Le flou persiste sur l’état de santé du président Zeman
Hospitalisé depuis dimanche dernier à l’hôpital central militaire de Prague, le président Zeman a pourtant réussi depuis à nommer le président d’un tribunal régional et à convoquer la session inaugurale de la nouvelle Chambre des députés au 8 novembre. Ce regain d’activités pour une personne en soins intensifs et qui a été emmenée à demi-consciente en ambulance, couplé au quasi black-out informationnel venant de son entourage le plus proche ne cesse d’interroger en Tchéquie.
C’est justement pour demander davantage de transparence que quelque 200 personnes se sont rassemblées, samedi en fin d’après-midi, devant le Château de Prague, de même qu’une dizaine de personnes, dimanche, devant le bâtiment de l’hôpital central militaire de Prague, où Miloš Zeman est pris en charge depuis une semaine maintenant. Ce manque de transparence, ils l’attribuent essentiellement à l’entourage du chef de l’Etat, son chef de cabinet Vratislav Mynář, son proche conseiller Martin Nejedlý et son porte-parole Jiří Ovčáček, auxquels ils reprochent d’utiliser l’état de santé du président tchèque à leurs propres fins.
Déjà à la mi-septembre, ce dernier, qui souffre officiellement de neuropathie diabétique, avait été hospitalisé pour « déshydratation et un léger épuisement ». Là aussi, la presse tchèque s’était déjà beaucoup interrogée sur les raisons réelles de cette hospitalisation, et celle qui a suivi quelques semaines plus tard ne fait que renforcer les doutes sur les capacités réelles du chef de l’Etat à exercer ses fonctions. L’exercice de deux de ses prérogatives présidentielles, la nomination d’un juge et la convocation de la chambre des députés, au cours de la semaine écoulée, génère de nombreuses questions, certains soupçonnant des manœuvres de son proche entourage.
A la fin de la semaine dernière, des membres de l’opposition ont d’ailleurs déposé plainte, estimant qu’il existait « des soupçons sur l’authenticité de la signature » apposée sur le document de convocation du Parlement. Celui-ci avait été présenté à la presse quelques heures plus tôt par le président sortant de la Chambre basse, Radek Vondráček (ANO), au sortir d’une visite au chevet du chef de l’Etat dont il assurait qu’il « racontait des blagues » en citant du Machiavel en allemand.

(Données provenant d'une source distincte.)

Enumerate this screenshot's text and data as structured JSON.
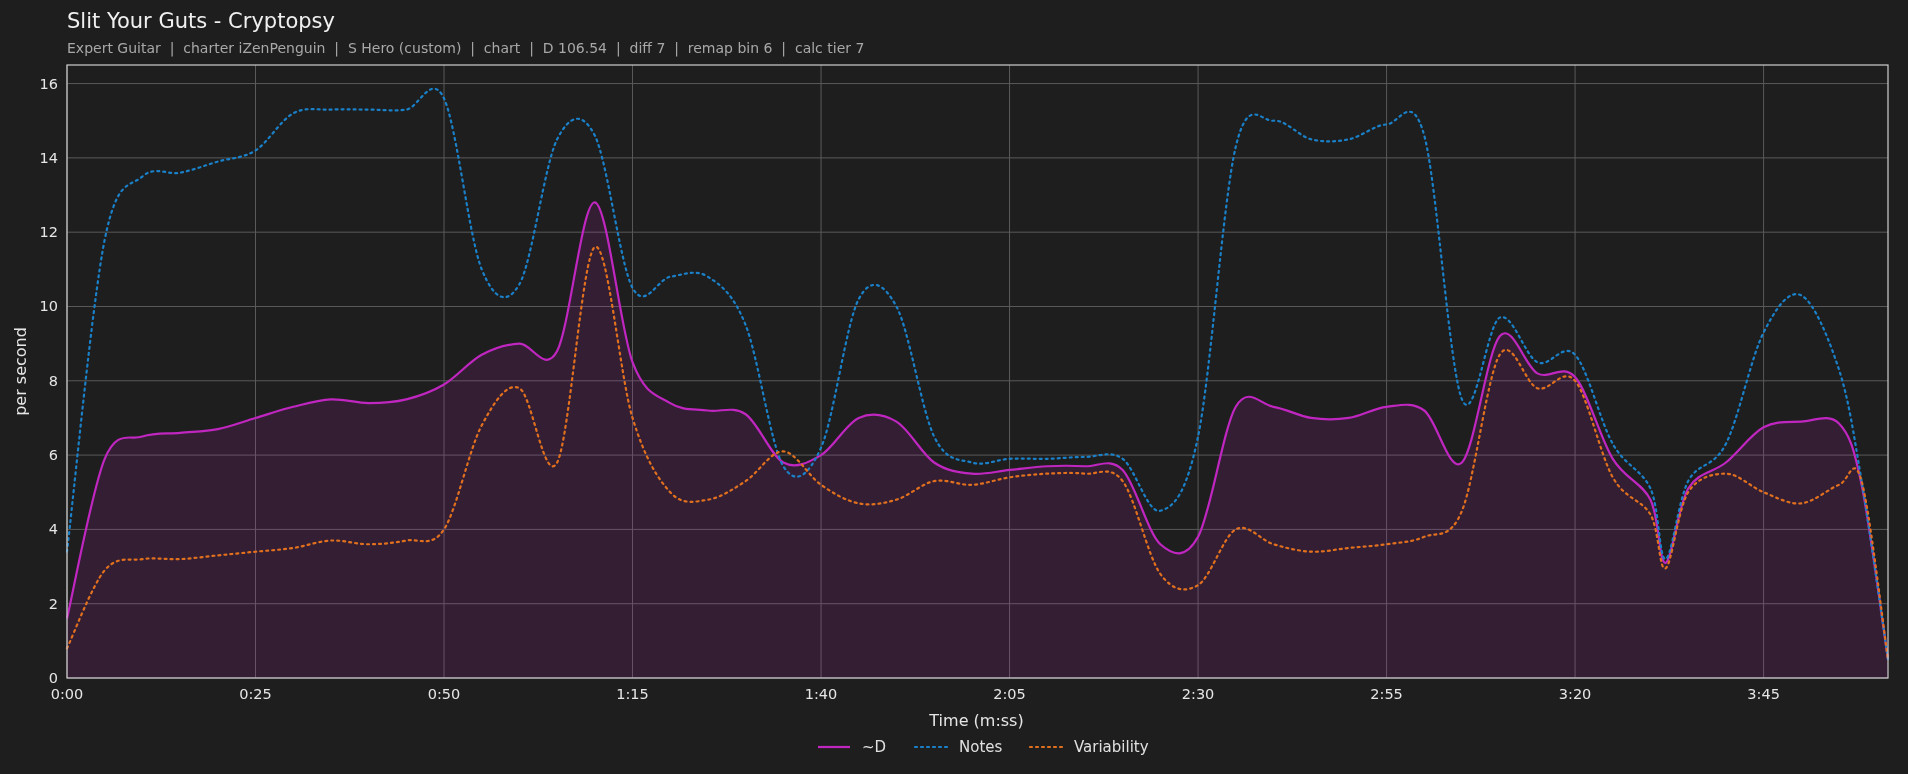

Quelques heures plus tard, pour rajouter à la confusion générale, la direction de l’hôpital central militaire assurait n’avoir jamais donné son feu vert à une telle visite. Depuis, la police tchèque a d’ailleurs fait savoir que le service de sécurité rapproché de Miloš Zeman n’autoriserait plus aucune visite « sans l’accord préalable de son médecin traitant » et a également réfuté avoir accompagné Radek Vondráček au service de réanimation, contrairement à ce qu’affirmait ce dernier. Bref, on le voit la situation est loin d’être claire.
Plusieurs titres de la presse tchèque ont tenté d’en savoir davantage sur le diagnostic médical du président Zeman. Comme le rapportait ce week-end l’hebdomadaire Respekt, l’ancien président Václav Klaus qui connaît bien son successeur et a été pris en charge dans le même hôpital il y a quelque temps, a décrit la maladie de M. Zeman comme « un problème de foie », lié à ses années de consommation excessive d'alcool et à une mauvaise hygiène de vie dont le président s'est toujours enorgueilli.

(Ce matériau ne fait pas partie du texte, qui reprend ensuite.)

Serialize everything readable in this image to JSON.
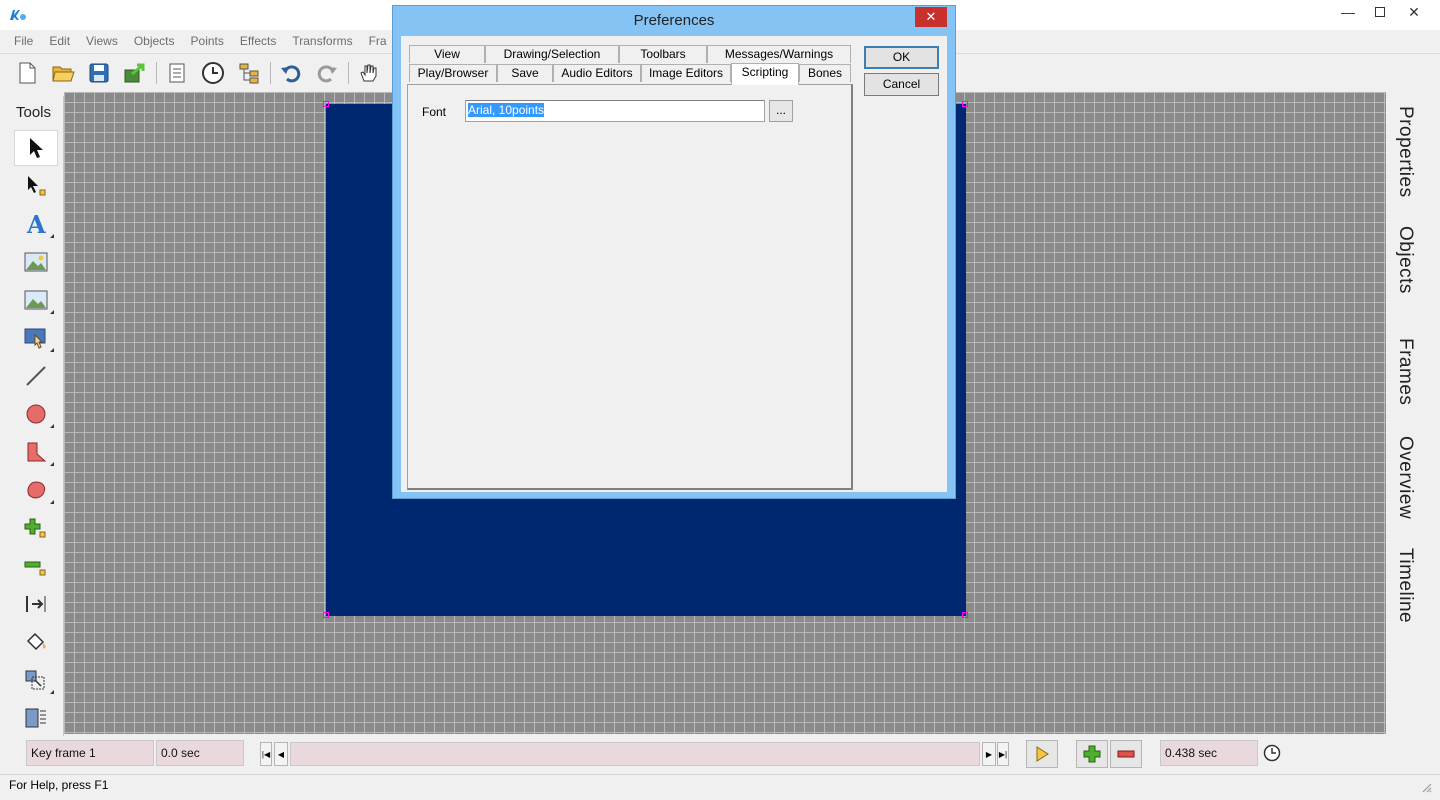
{
  "menu": [
    "File",
    "Edit",
    "Views",
    "Objects",
    "Points",
    "Effects",
    "Transforms",
    "Fra"
  ],
  "tools_panel": {
    "title": "Tools"
  },
  "side_tabs": [
    "Properties",
    "Objects",
    "Frames",
    "Overview",
    "Timeline"
  ],
  "timeline": {
    "frame_label": "Key frame 1",
    "time_value": "0.0 sec",
    "duration_value": "0.438 sec"
  },
  "status": {
    "help_text": "For Help, press F1"
  },
  "dialog": {
    "title": "Preferences",
    "ok_label": "OK",
    "cancel_label": "Cancel",
    "tabs_row1": [
      "View",
      "Drawing/Selection",
      "Toolbars",
      "Messages/Warnings"
    ],
    "tabs_row2": [
      "Play/Browser",
      "Save",
      "Audio Editors",
      "Image Editors",
      "Scripting",
      "Bones"
    ],
    "active_tab": "Scripting",
    "font_label": "Font",
    "font_value": "Arial, 10points",
    "browse_label": "..."
  },
  "colors": {
    "stage": "#002870",
    "dialog_frame": "#86c3f5",
    "close_button": "#c7302b",
    "timeline_field": "#ead9dc",
    "selection": "#3399ff"
  }
}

Radiožurnál et le quotidien Deník N ont rapporté que le chef de l’Etat souffrirait d’une accumulation d'eau dans sa cavité abdominale, appelée ascite, qui peut être liée à une cirrhose. Ce même quotidien a également indiqué que M. Zeman souffrait d'une encéphalopathie hépatique, qui se manifeste par divers troubles psychologiques et neurologiques et est causée par une insuffisance hépatique. Plusieurs personnes de l’entourage du président ont témoigné, sous couvert d’anonymat, du fait que le chef de l’Etat alternerait des phases conscientes et des moments de confusion et de désorientation.

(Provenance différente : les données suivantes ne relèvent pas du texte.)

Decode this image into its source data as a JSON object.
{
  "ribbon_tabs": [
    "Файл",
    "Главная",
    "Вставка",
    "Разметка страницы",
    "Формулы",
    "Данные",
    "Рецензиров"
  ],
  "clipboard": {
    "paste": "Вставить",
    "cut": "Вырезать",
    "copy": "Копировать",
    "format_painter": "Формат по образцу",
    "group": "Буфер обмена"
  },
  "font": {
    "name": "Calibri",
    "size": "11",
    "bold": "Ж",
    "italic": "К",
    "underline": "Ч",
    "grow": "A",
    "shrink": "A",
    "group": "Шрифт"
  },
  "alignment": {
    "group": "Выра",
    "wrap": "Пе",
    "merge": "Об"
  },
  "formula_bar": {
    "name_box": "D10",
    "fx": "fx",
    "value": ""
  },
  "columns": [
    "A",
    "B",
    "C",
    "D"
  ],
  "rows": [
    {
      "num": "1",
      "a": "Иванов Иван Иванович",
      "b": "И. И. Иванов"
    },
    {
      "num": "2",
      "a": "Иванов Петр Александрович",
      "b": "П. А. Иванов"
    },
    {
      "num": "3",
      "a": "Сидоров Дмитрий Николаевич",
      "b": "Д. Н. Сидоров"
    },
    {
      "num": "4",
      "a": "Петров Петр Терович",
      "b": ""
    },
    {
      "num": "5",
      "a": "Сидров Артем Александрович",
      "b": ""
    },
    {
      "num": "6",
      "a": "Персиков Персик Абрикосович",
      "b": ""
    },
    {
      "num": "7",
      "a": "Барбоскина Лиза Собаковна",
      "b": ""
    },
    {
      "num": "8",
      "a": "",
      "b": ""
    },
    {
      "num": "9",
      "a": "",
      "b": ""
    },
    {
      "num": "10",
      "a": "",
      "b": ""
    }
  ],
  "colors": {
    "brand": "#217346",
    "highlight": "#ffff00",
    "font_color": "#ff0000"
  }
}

En l’absence de réponses de l’entourage de Miloš Zeman sur son état de santé, le Sénat tchèque s’est résolu à demander officiellement un rapport à l’hôpital militaire de Prague, afin de déterminer si le chef de l’Etat est à même d’exercer ses fonctions. Ce lundi matin, le président du Sénat a accusé réception de ce rapport dont certains éléments pourraient être rendus publics d'ici lundi soir. L’enjeu est important puisqu’il revient au chef de l’Etat de confier au vainqueur des élections de former un gouvernement. L’éventuelle impossibilité physique du président à exercer ses compétences pourrait conduire au déclenchement de l’article 66 de la Constitution qui permettrait leur transfert aux présidents des deux chambres du Parlement.